What is a Fixed Rate? Why 2015 Will Be A Big Year for Fixed Annuities

Fixed annuities will likely explode in popularity.
Fixed annuities will likely explode in popularity.

This year will be big for fixed annuities, according to financial experts.

But how an annuity works remains a mystery for many. AARP found that half of surveyed workers described themselves as “not too familiar” or “not at all familiar” with annuities — let alone the intricacies of different kinds of annuities and why a fixed annuity is different than any other.

An annuity, or insurance product that pays out income, allows you to make an investment in the annuity and then makes payments to you — giving you a dependable income stream during retirement.

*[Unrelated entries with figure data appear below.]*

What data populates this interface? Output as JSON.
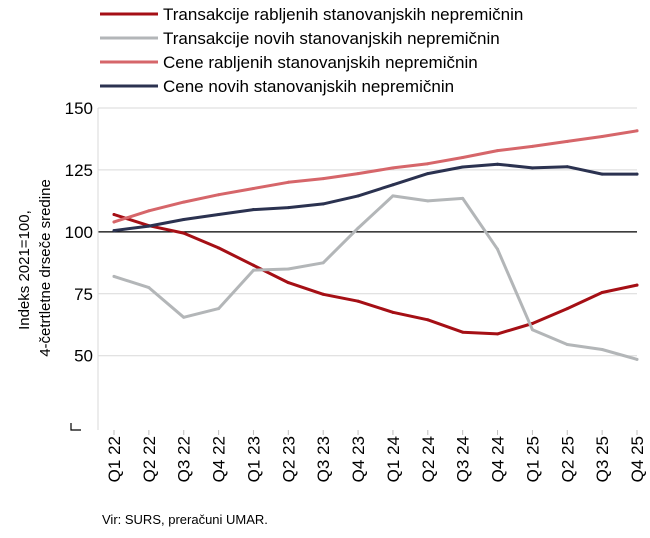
{
  "chart_data": {
    "type": "line",
    "categories": [
      "Q1 22",
      "Q2 22",
      "Q3 22",
      "Q4 22",
      "Q1 23",
      "Q2 23",
      "Q3 23",
      "Q4 23",
      "Q1 24",
      "Q2 24",
      "Q3 24",
      "Q4 24",
      "Q1 25",
      "Q2 25",
      "Q3 25",
      "Q4 25"
    ],
    "series": [
      {
        "name": "Transakcije rabljenih stanovanjskih nepremičnin",
        "color": "#a50f15",
        "values": [
          107.0,
          102.5,
          99.5,
          93.5,
          86.5,
          79.5,
          74.8,
          72.0,
          67.5,
          64.5,
          59.5,
          58.8,
          63.0,
          69.0,
          75.5,
          78.5
        ]
      },
      {
        "name": "Transakcije novih stanovanjskih nepremičnin",
        "color": "#b3b6b8",
        "values": [
          82.0,
          77.5,
          65.5,
          69.0,
          84.5,
          85.0,
          87.5,
          101.5,
          114.5,
          112.5,
          113.5,
          93.0,
          60.5,
          54.5,
          52.5,
          48.5
        ]
      },
      {
        "name": "Cene rabljenih stanovanjskih nepremičnin",
        "color": "#d6666a",
        "values": [
          104.0,
          108.5,
          112.0,
          115.0,
          117.5,
          120.0,
          121.5,
          123.5,
          125.8,
          127.5,
          130.0,
          132.8,
          134.5,
          136.5,
          138.5,
          140.8
        ]
      },
      {
        "name": "Cene novih stanovanjskih nepremičnin",
        "color": "#2b3250",
        "values": [
          100.5,
          102.3,
          105.0,
          107.0,
          109.0,
          109.8,
          111.3,
          114.5,
          119.0,
          123.5,
          126.2,
          127.3,
          125.8,
          126.3,
          123.3,
          123.3
        ]
      }
    ],
    "ylabel_line1": "Indeks 2021=100,",
    "ylabel_line2": "4-četrtletne drseče sredine",
    "ylim": [
      20,
      150
    ],
    "yticks": [
      50,
      75,
      100,
      125,
      150
    ],
    "reference_line": 100,
    "grid": true,
    "legend_position": "top",
    "source": "Vir: SURS, preračuni UMAR."
  }
}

In 2014, total annuity sales were expected to end up 3% to 5% above 2013 levels, according to a Insured Retirement Institute (IRI) 2014 report.

Interest rates directly impact both the costs and benefits of annuities.

Persistently low interest rates have a negative impact on the annuity industry, IRI explains, noting that lower interest rates require more of each premium dollar to be set aside to support the guarantee, leaving less to purchase the index options that provide the growth component.

Despite persistently low interest rates, several factors are supporting annuities’ growing use.

“Investor desire for guaranteed income, an aging population, increased longevity, increased interest rates, and market volatility” are all factors that contribute to why demand for annuities will persist, IRI says.

Different annuity options– What is Fixed Rate? Variable?

There are many different types of annuities. Three main types of annuities are variable, fixed and indexed. These annuities differ in the way they generate earnings, and in the amount of risk involved.

Variable: The amount of income you receive from a variable annuity can depend on underlying investments. So if the investments behind the annuity are doing well one month, you would receive more money that month than you would when the investments behind the annuity are doing poorly.

Fixed: Fixed annuities guarantee a certain base of income per month. The amount of income you receive every month from a fixed annuity is exactly the same no matter what. In addition, these periodic payments may last for a definite period, such as 20 years, or an indefinite period, such as your lifetime or the lifetime of you and your spouse.

Indexed: An indexed annuity is a fixed annuity. The insurance company credits you with a return that is based on changes in an index, such as the S&P 500 Composite Stock Price Index. Indexed annuity contracts also provide that the contract value will be no less than a specified minimum, regardless of index performance.

“With an immediate annuity, your income payments start right away (or within one year),” explains Lafayette Life Insurance Company. “A deferred annuity has two phases: the accumulation phase, where you let your money grow, and the payout phase, where you begin to receive scheduled payments.”

Treasury changes encourage annuities

“The final regulations from the IRS on qualified longevity annuity contracts within retirement

plans have helped bring some attention to fixed annuity products and guaranteed income throughout retirement,” says Erik O. Klumpp, founder and president at Rochester Hills, Mich.-based Chessie Advisors, LLC.

Last year, the Treasury made changes to encourage annuities in retirement 401(k) plans. The new guidance makes it easier for workers to use part of the assets within their (401) k or IRA plans to purchase a deferred life annuity at a relatively low cost.

This type of deferred life annuity, called a longevity annuity, is much less expensive than an annuity where monthly payments start at retirement, says Robert Pozen, senior lecturer at Harvard Business School and non-resident senior economic studies fellow at The Brookings Institution in a recent article published by The Brookings Institution.

A longevity annuity should appeal to workers who believe they have enough retirement savings to last for one or two decades, and want to ensure an additional revenue stream beyond those years, he says.

Fixed annuities provide reliable revenue

“While 2013 and 2014 have not been significant growth years for the [annuities] industry as a whole, sales began to shift away from variable annuities and toward fixed products, with fixed indexed annuities and immediate and deferred income annuities showing especially strong growth,” IRI says in its 2014 report, noting that fixed annuity sales were up 25.6% as of the third quarter year-to-date in 2014 versus the prior year-to-date period.

But why are fixed annuities becoming so popular?

“As more and more baby boomers enter retirement, they may be looking to protect some of their investments from stock market risk and provide steady income, which a fixed annuity can help provide,” Klumpp says.

While variable annuity sales tend to do well in rising markets and fixed annuity sales lag, “customers may be looking at locking in some of the gains they’ve made over the past few years and making a shift to a fixed annuity with a guaranteed payout in retirement,” Klumpp says.

Ultimately, it’s always important to meet with a financial planner to make sure you fully understand the product and type of investment you are making.